Patterns of use and potential impact of early β-blocker therapy in non–ST-elevation myocardial infarction with and without heart failure: The Global Registry of Acute Coronary Events

Abstract

Early beta-blocker (BB) therapy improves outcomes in ST-segment elevation myocardial infarction; however, limited data are available on its early use and its impact in non-ST-segment elevation myocardial infarction (NSTEMI). We evaluated data from 7106 patients with NSTEMI, without contraindications to BBs, enrolled in the Global Registry of Acute Coronary Events between April 1999 and September 2004. Baseline characteristics, management, and outcomes were analyzed according to the use of oral (+/-intravenous) BB within 24 hours of presentation. Multivariable analysis was conducted adjusting for comorbidities using the Global Registry of Acute Coronary Events risk model (c statistic 0.83).
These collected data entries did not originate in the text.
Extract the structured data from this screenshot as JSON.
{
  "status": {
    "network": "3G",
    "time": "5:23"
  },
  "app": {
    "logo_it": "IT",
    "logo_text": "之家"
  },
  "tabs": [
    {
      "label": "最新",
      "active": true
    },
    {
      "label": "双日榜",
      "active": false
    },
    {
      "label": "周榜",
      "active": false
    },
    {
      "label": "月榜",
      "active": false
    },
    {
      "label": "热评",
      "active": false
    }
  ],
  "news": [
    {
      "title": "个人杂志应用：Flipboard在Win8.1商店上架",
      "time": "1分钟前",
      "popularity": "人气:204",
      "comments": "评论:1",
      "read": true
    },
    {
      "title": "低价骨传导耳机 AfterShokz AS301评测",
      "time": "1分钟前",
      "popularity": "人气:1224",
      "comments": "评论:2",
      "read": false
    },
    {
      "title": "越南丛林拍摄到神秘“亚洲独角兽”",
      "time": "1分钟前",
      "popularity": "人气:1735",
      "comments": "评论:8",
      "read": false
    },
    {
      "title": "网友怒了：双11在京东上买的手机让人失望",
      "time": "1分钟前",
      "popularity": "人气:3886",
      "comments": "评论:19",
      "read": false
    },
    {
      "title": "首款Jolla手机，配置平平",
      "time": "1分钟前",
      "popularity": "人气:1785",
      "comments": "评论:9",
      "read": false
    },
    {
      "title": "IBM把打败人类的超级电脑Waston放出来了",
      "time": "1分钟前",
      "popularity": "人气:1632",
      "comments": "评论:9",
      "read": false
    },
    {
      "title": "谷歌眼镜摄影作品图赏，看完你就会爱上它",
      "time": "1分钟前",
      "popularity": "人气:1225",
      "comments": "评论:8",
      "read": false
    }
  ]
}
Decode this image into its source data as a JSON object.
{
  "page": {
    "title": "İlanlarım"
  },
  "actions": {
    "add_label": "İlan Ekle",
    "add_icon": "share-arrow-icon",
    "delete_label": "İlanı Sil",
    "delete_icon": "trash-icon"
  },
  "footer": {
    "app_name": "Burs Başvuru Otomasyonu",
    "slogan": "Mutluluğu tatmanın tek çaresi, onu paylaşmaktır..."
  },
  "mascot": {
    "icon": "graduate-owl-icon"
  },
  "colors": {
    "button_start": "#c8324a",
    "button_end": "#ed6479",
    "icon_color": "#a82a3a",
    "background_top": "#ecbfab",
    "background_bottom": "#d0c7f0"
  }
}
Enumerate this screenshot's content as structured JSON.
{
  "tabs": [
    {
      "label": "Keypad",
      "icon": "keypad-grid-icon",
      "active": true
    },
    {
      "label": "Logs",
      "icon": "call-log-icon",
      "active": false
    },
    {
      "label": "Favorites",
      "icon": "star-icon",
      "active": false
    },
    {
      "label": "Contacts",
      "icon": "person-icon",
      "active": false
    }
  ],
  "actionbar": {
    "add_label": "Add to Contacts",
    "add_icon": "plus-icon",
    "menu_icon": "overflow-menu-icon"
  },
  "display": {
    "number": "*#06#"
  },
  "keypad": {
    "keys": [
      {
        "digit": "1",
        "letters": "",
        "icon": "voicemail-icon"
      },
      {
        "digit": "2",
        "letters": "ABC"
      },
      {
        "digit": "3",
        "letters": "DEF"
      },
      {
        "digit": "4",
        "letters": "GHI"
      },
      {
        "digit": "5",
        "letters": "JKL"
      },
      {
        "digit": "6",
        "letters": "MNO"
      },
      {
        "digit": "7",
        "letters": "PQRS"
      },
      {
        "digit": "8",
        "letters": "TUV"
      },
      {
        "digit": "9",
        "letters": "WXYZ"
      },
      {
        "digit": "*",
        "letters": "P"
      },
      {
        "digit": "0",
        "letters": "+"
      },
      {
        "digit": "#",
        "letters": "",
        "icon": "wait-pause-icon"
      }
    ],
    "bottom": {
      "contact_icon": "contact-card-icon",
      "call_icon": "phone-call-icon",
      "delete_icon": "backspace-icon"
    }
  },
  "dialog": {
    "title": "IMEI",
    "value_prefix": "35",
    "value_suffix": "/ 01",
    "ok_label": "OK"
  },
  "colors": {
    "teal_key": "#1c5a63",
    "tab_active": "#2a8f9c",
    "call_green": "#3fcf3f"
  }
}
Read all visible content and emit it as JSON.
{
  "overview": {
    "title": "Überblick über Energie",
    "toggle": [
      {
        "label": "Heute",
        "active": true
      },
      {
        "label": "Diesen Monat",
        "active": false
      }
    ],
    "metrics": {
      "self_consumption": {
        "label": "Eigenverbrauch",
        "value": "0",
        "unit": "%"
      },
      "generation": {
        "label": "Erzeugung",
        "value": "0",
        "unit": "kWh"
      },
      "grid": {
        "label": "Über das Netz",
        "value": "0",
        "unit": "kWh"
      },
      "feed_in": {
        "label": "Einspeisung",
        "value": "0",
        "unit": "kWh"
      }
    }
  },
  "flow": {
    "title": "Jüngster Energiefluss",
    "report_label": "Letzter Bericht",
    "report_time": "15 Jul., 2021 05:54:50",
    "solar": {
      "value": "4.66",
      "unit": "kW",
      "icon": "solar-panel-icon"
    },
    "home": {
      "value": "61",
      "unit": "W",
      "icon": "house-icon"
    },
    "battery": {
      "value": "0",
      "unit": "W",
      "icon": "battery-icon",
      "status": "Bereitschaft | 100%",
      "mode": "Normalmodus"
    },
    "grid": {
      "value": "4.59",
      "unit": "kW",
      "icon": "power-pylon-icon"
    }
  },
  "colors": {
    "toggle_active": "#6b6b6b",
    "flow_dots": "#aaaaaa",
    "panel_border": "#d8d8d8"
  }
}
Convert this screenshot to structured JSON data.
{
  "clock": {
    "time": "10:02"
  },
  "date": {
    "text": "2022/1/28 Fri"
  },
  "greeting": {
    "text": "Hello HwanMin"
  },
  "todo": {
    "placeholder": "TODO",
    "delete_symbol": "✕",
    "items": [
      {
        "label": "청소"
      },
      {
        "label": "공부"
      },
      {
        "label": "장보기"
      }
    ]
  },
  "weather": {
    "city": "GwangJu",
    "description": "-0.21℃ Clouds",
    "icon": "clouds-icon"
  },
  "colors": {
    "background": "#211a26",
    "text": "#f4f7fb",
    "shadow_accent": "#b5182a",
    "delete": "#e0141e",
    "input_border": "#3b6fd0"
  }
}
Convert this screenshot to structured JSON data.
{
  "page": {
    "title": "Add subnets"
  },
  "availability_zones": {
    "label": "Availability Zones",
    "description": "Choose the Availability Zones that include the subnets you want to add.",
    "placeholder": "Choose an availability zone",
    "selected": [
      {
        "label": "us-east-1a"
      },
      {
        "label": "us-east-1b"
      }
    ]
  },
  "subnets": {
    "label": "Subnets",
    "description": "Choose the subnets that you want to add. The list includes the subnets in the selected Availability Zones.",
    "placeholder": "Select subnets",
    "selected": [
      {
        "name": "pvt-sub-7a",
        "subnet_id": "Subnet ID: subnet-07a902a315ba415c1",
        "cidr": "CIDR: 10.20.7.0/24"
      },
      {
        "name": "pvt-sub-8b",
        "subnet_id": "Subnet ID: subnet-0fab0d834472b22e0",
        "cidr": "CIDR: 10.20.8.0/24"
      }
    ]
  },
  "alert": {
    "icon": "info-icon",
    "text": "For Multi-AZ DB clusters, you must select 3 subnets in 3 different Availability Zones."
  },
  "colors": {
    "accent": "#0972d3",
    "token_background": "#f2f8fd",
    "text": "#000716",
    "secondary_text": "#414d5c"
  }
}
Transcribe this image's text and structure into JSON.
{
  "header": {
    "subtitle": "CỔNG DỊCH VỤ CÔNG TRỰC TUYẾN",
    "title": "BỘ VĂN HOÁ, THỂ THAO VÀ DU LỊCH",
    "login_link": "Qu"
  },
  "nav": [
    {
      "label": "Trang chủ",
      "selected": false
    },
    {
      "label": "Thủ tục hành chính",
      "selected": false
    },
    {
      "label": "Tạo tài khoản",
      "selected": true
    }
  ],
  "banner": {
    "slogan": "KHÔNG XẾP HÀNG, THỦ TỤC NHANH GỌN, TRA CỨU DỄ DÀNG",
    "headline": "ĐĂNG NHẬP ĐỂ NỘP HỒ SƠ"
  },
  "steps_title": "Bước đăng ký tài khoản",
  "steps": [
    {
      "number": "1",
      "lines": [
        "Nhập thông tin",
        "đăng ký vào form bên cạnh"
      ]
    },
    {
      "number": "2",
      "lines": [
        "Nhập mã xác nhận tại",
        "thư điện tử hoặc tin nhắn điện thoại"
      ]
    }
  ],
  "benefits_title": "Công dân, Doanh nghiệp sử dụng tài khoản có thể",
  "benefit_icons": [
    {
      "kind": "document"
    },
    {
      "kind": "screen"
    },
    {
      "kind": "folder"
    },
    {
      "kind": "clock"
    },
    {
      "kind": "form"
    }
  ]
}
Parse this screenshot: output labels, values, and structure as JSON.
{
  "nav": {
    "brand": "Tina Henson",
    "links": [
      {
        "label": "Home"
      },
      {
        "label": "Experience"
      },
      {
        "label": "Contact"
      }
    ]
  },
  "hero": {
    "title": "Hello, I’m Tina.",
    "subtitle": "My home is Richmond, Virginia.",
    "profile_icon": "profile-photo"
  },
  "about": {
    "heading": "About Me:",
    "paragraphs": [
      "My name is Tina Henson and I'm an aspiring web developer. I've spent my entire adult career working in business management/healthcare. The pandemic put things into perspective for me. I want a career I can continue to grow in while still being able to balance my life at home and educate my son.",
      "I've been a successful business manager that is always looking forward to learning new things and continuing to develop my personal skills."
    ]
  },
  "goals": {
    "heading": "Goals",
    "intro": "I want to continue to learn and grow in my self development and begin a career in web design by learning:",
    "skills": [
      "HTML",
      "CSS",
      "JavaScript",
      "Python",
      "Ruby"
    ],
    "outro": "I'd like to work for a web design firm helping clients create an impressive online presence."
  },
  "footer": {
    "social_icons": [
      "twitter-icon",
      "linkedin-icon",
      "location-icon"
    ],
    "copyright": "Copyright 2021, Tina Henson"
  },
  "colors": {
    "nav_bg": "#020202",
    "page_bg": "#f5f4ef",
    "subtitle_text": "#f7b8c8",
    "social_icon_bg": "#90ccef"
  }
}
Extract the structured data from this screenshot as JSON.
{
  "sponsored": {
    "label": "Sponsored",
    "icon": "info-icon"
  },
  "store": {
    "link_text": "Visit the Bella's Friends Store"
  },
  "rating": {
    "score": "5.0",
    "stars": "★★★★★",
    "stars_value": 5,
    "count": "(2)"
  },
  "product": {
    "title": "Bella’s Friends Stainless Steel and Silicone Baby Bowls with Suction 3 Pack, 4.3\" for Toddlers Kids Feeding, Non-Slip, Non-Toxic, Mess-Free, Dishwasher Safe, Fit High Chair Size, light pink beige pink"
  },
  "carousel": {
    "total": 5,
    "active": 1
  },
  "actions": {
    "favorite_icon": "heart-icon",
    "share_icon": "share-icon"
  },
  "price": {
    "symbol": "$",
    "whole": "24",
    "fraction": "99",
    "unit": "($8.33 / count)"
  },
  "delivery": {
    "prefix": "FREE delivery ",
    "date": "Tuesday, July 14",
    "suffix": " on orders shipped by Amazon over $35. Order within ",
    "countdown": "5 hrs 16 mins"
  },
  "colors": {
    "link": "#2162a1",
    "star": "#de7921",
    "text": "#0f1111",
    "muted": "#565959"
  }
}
Beta-blocker therapy was initiated within the first 24 hours in 76% of patients with NSTEMI (79% with Killip class I vs 62% with class II/III; P < .001). Failure to initiate BBs within the first 24 hours was associated with lower rates of subsequent BB therapy (P < .001) and other evidence-based therapies. Early BB therapy was correlated with lower hospital mortality for NSTEMI patients (OR 0.58, 95% CI 0.42-0.81) and for those with Killip class II/III (OR 0.39, 95% CI 0.23-0.68) with a trend toward lower mortality in the Killip class I group (OR 0.77, 95% CI 0.49-1.21). At 6 months postdischarge, early BB use was associated with lower mortality in NSTEMI patients (OR 0.75, 95% CI 0.56-0.997) with a trend toward lower mortality in patients with Killip class I or II/III. Many eligible patients do not receive early BB therapy. Treatment with early BBs may have a beneficial impact on hospital and 6-month mortality in all patients, including those presenting with heart failure.